According to Mark Zandi, chief economist at Moody’s Analytics, the price of oil is probably up by $10 to $15 per barrel because of the conflict and, if the increases are sustained, this could add at least half a percentage point to the inflation rate.

“My sense is it really complicates the Fed’s efforts to rein inflation and get back to full employment,” he told the business channel CNBC.

The complications arise from the fact that in previous periods of geo-political turbulence, such as that which occurred in 2014 when Russia took back Crimea, inflation was low, the Fed acted as the backstop for the financial system through the provision of ultra-cheap money.

Now the Fed is moving to tighten monetary policy because of rising prices and is starting to remove some of the financial support it provided previously. But such has been the dependence of the financial markets on the flow of virtually free money that even a relatively small adjustment, as compared to what took place in the past, can have significant consequences. The fear is that it could set off major financial turbulence and a global recession.

“The Ukraine situation has become more tense when the markets are already in a potentially unstable condition because of rapid global inflation and rate-increase expectations in the US,” Takahide Kiuchi, executive economist at Nomura Research Institute, told the WSJ.

JPMorgan’s chief economist Bruce Kasman told CNBC that the rise in the oil price made things more complicated for the Fed and there was a scenario where “the growth hit starts to get more substantial.”
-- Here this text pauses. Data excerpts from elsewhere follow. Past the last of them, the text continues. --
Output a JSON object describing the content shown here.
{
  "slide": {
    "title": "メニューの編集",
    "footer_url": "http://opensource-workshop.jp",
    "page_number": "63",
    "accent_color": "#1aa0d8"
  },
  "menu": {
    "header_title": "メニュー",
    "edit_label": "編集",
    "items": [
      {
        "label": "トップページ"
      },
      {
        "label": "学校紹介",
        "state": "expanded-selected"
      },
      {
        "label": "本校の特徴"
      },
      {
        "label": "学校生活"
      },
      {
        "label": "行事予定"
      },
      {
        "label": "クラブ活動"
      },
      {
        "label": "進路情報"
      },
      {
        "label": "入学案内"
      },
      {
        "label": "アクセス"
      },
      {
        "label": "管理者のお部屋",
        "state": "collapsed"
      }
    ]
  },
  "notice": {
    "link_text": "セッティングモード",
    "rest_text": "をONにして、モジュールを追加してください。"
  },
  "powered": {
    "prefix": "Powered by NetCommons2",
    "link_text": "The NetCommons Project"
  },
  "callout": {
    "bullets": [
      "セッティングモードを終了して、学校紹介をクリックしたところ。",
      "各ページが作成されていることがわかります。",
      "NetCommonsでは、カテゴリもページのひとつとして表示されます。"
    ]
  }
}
He said the fact that the Fed was tightening under conditions of rising oil prices magnified the “negative supply shock,” a situation which has not been seen since the days of Fed chair Paul Volcker in the 1980s.
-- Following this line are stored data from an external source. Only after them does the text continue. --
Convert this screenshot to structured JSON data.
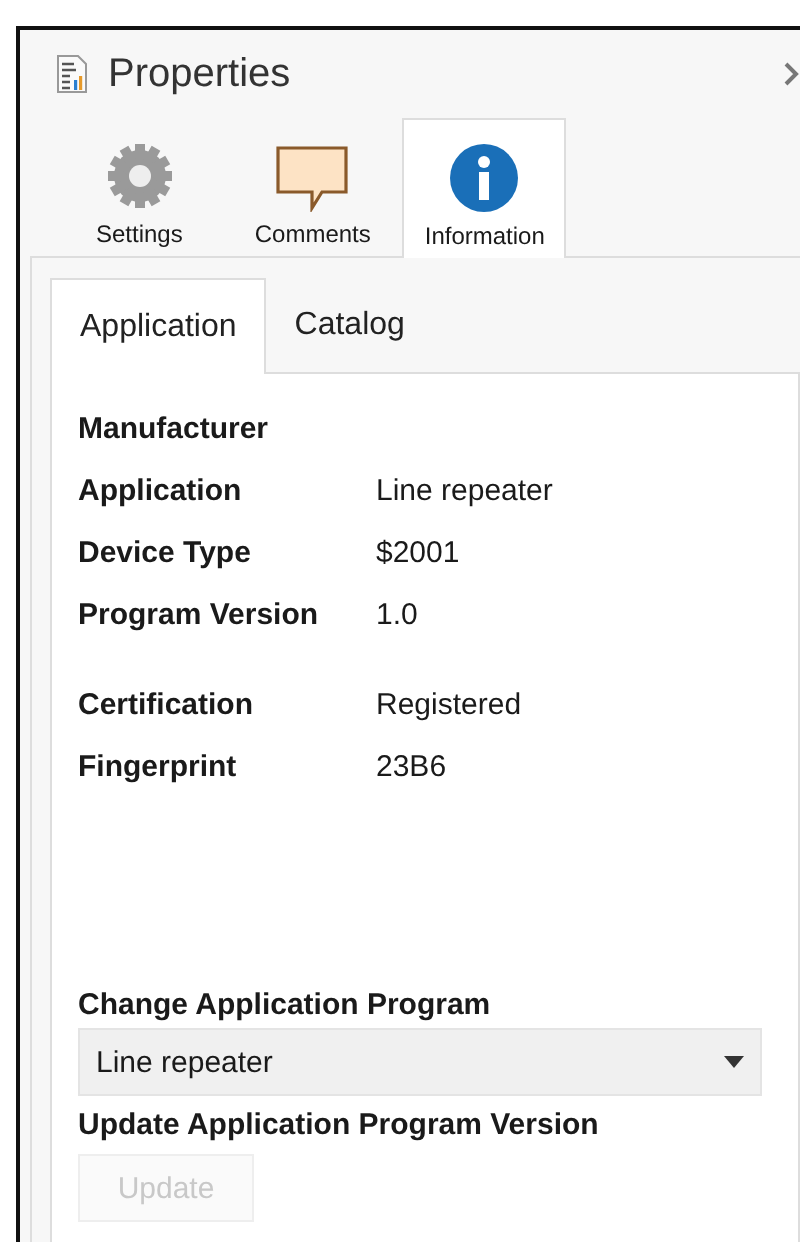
{
  "panel": {
    "title": "Properties"
  },
  "main_tabs": [
    {
      "label": "Settings",
      "kind": "gear",
      "selected": false
    },
    {
      "label": "Comments",
      "kind": "comment",
      "selected": false
    },
    {
      "label": "Information",
      "kind": "info",
      "selected": true
    }
  ],
  "sub_tabs": [
    {
      "label": "Application",
      "selected": true
    },
    {
      "label": "Catalog",
      "selected": false
    }
  ],
  "field_groups": [
    [
      {
        "label": "Manufacturer"
      },
      {
        "label": "Application",
        "value": "Line repeater"
      },
      {
        "label": "Device Type",
        "value": "$2001"
      },
      {
        "label": "Program Version",
        "value": "1.0"
      }
    ],
    [
      {
        "label": "Certification",
        "value": "Registered"
      },
      {
        "label": "Fingerprint",
        "value": "23B6"
      }
    ]
  ],
  "change_program": {
    "label": "Change Application Program",
    "value": "Line repeater"
  },
  "update_version": {
    "label": "Update Application Program Version",
    "button": {
      "label": "Update",
      "disabled": true
    }
  }
}
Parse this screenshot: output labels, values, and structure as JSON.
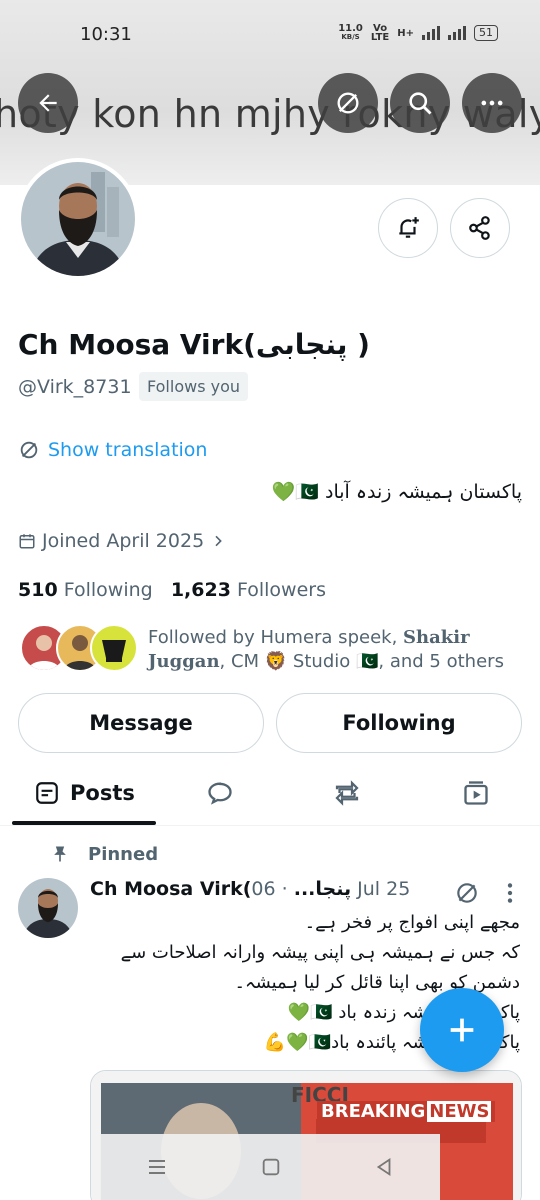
{
  "status_bar": {
    "time": "10:31",
    "net_speed": "11.0",
    "net_unit": "KB/S",
    "volte_top": "Vo",
    "volte_bottom": "LTE",
    "net_type": "H+",
    "battery": "51"
  },
  "banner": {
    "text": "hoty kon hn mjhy rokny waly"
  },
  "profile": {
    "display_name": "Ch Moosa Virk(پنجابی )",
    "handle": "@Virk_8731",
    "follows_you": "Follows you",
    "show_translation": "Show translation",
    "bio": "پاکستان ہمیشہ زندہ آباد 🇵🇰💚",
    "joined": "Joined April 2025",
    "following_count": "510",
    "following_label": "Following",
    "followers_count": "1,623",
    "followers_label": "Followers",
    "followed_by_prefix": "Followed by Humera speek, ",
    "followed_by_bold1": "Shakir Juggan",
    "followed_by_middle": ", CM 🦁 Studio 🇵🇰",
    "followed_by_suffix": ", and 5 others"
  },
  "actions": {
    "message": "Message",
    "following": "Following"
  },
  "tabs": {
    "posts": "Posts"
  },
  "post": {
    "pinned_label": "Pinned",
    "author": "Ch Moosa Virk(پنجا...",
    "date": "· 06 Jul 25",
    "lines": [
      "مجھے اپنی افواج پر فخر ہے۔",
      "کہ جس نے ہمیشہ ہی اپنی پیشہ وارانہ اصلاحات سے",
      "دشمن کو بھی اپنا قائل کر لیا ہمیشہ۔",
      "پاکستان ہمیشہ زندہ باد 🇵🇰💚",
      "پاکستان ہمیشہ پائندہ باد🇵🇰💚💪"
    ],
    "media_logo": "FICCI",
    "media_breaking": "BREAKING",
    "media_news": "NEWS"
  },
  "colors": {
    "accent": "#1d9bf0",
    "text": "#0f1419",
    "muted": "#536471",
    "border": "#cfd9de"
  },
  "icons": [
    "back-arrow-icon",
    "translate-off-icon",
    "search-icon",
    "more-icon",
    "notification-bell-icon",
    "share-icon",
    "calendar-icon",
    "pin-icon",
    "reply-icon",
    "repost-icon",
    "media-icon",
    "compose-plus-icon"
  ]
}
It is a measure of the dependence of the financial markets on cheap money that Volcker lifted interest rates to as high as 20 percent in 1981, inducing the deepest recession to that point since the 1930s. Now his actions are being recalled under conditions where the rate rises being contemplated are only a tiny fraction of those carried out 40 years ago.

It remains to be seen how the effect of sanctions will play out and their impact on the global financial system and the world economy more broadly. But there are warnings of a major downturn.
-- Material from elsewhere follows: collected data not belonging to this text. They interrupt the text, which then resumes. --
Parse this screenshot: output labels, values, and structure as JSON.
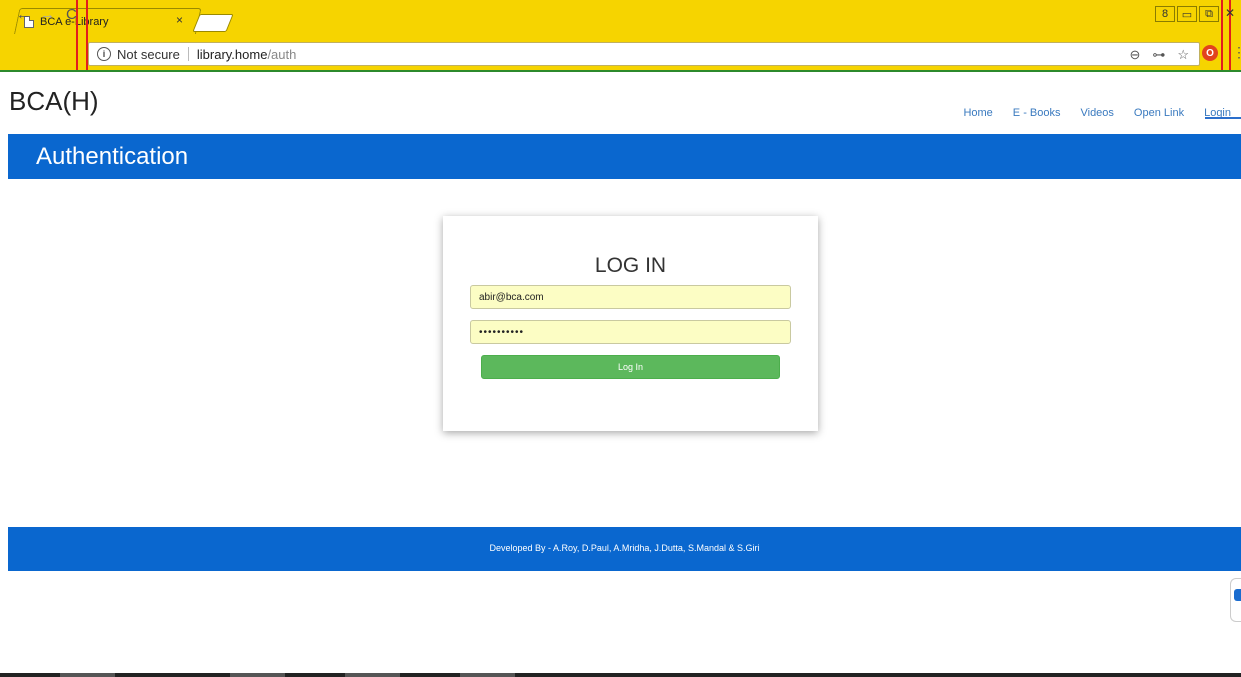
{
  "browser": {
    "tab_title": "BCA e-Library",
    "tab_close": "×",
    "security_label": "Not secure",
    "url_host": "library.home",
    "url_path": "/auth",
    "info_glyph": "i",
    "back_glyph": "←",
    "forward_glyph": "→",
    "reload_glyph": "C",
    "zoom_glyph": "⊖",
    "key_glyph": "⊶",
    "star_glyph": "☆",
    "ext_glyph": "O",
    "menu_glyph": "⋮",
    "win_user": "8",
    "win_min": "▭",
    "win_restore": "⧉",
    "win_close": "✕",
    "accent": "#f6d400"
  },
  "header": {
    "brand": "BCA(H)",
    "nav": [
      {
        "label": "Home"
      },
      {
        "label": "E - Books"
      },
      {
        "label": "Videos"
      },
      {
        "label": "Open Link"
      },
      {
        "label": "Login"
      }
    ],
    "active_nav": "Login"
  },
  "page": {
    "title": "Authentication",
    "band_color": "#0a67cf"
  },
  "login": {
    "heading": "LOG IN",
    "email_value": "abir@bca.com",
    "password_value": "••••••••••",
    "button_label": "Log In",
    "button_color": "#5cb85c"
  },
  "footer": {
    "credits": "Developed By - A.Roy, D.Paul, A.Mridha, J.Dutta, S.Mandal & S.Giri"
  }
}
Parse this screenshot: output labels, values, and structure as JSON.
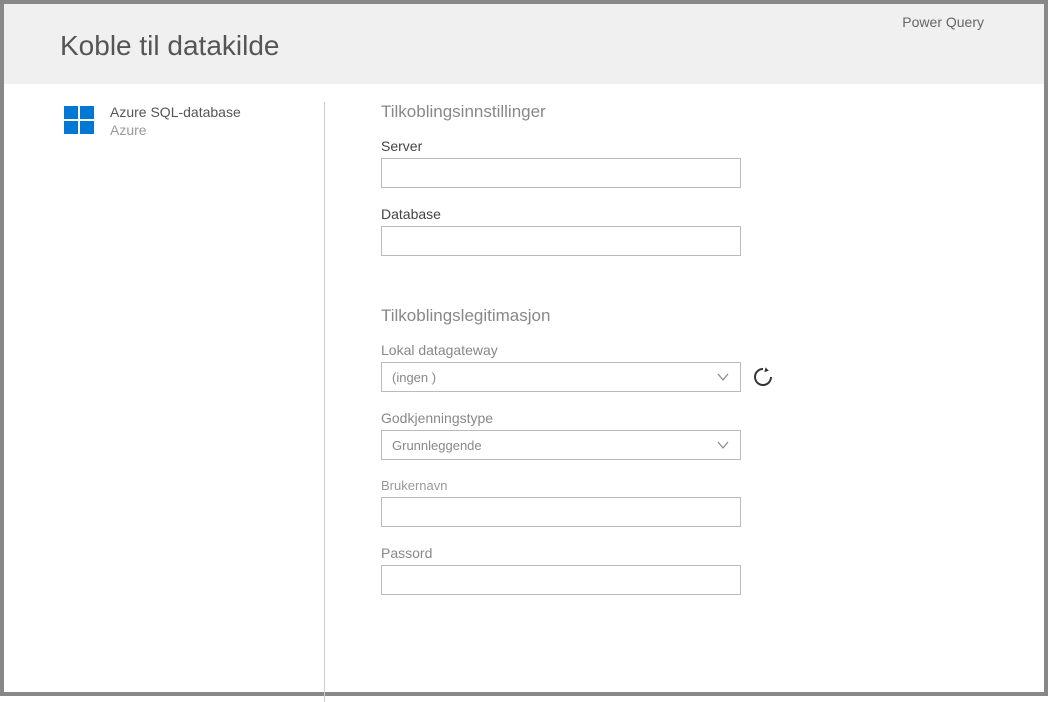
{
  "header": {
    "product_label": "Power Query",
    "page_title": "Koble til datakilde"
  },
  "sidebar": {
    "item": {
      "title": "Azure SQL-database",
      "subtitle": "Azure"
    }
  },
  "main": {
    "section1_heading": "Tilkoblingsinnstillinger",
    "server_label": "Server",
    "database_label": "Database",
    "section2_heading": "Tilkoblingslegitimasjon",
    "gateway_label": "Lokal datagateway",
    "gateway_value": "(ingen )",
    "authtype_label": "Godkjenningstype",
    "authtype_value": "Grunnleggende",
    "username_label": "Brukernavn",
    "password_label": "Passord"
  }
}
According to a report in the WSJ, the UK National Institute for Economic and Social Research had made calculations based on a cut in Russian oil and gas exports, either because of sanctions imposed by the West or retaliation by Moscow.

It said major interruptions to supplies would lower global growth this year by just under 1 percentage point and would lead to a 1.7 percentage point cut in eurozone growth.

“The broad implications ... are somewhat reminiscent of the 1970s energy crisis,” it said. “Higher prices and supply limitations severely disrupted economic activity in the global economy and led to higher inflation.”

Even if oil and gas exports are not directly hit—Biden has said the measures will target Russia’s financial sector and President Vladimir Putin’s inner circle—they could still have an effect on major global firms.

According to a report in the Financial Times, “some of the world’s biggest oil companies and commodity traders are at risk of disruption to their business operations in Russia,” if the threat of imposing “unprecedented” sanctions is carried out.

Major oil companies, including BP, Shell and ExxonMobil, have deep ties with Russian oil companies and are involved in joint projects. Commodity traders, the FT report noted, such as Glencore, Vitol and Trafigura “all have important business relationships in the country.”

The possibility of a blowback from the imposition of sanctions was reflected in their announcement. Among the measures announced by Biden were sanctions on the raising of Russian foreign debt. Following Biden’s statement, there was a hasty clarification from the White House that they would only be applied to new debt and not on trading in the secondary market.

No doubt the experience of 1998 was recalled when the hedge fund Long Term Capital Management collapsed because of its heavy involvement in bets in the Russian financial monetary and financial system. Its demise threatened to spark a crisis in the US financial system and it had to be bailed out by the New York Federal Reserve.